Raidol lançou o EP “Todas As Mensagens Que Nunca Te Enviei”, que marca o primeiro projeto da artista no ano, dando continuidade à narrativa iniciada em lançamentos anteriores. As canções mostram parte de experiências pessoais e histórias de amor que não foram verbalizadas no momento em que aconteceram.
O Portal Me Gusta teve a felicidade e o privilégio de entrevistar esta cantora tão inspiradora e talentosa. A seguir, confira tudo o que ela nos contou, na íntegra:
Portal Me Gusta: Como surgiu seu amor pela música?
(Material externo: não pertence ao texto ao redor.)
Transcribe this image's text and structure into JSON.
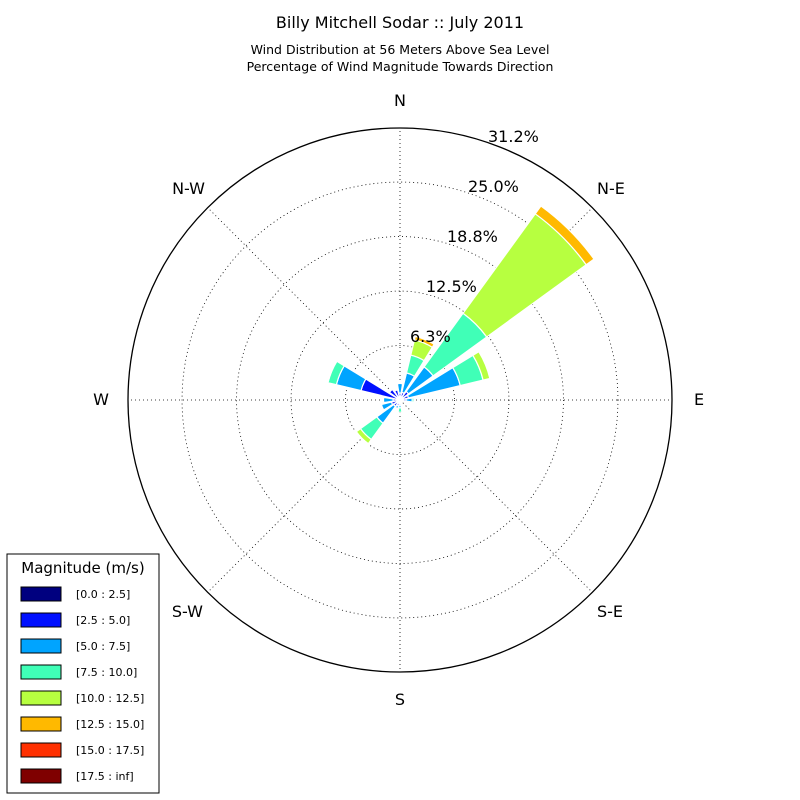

Raidol: Eu acho que o amor pela música surgiu de uma forma muito natural, porque meu pai é músico da noite, de Belém, a mãe dele era cantora na época do rádio. Então, isso sempre teve muito presente na minha vida, teve muito intrínseco em quem eu era e eu sempre tive um aparato de coisas muito legais em casa. De vinis de diferentes artistas, tanto paraenses quanto brasileiros principalmente. Eu acho que esse é o primeiro contato, esse primeiro amor. Dentro dos saraus que eu ia, dos amigos do meu pai, estar dentro desse meio cultural desde criança foi um grande incentivo. Só que demorou para eu me tocar, que poderia ser um ofício, que eu poderia tornar isso uma parte muito importante da minha vida. Precisei fazer faculdade, me formar e aí mudar urgente depois disso.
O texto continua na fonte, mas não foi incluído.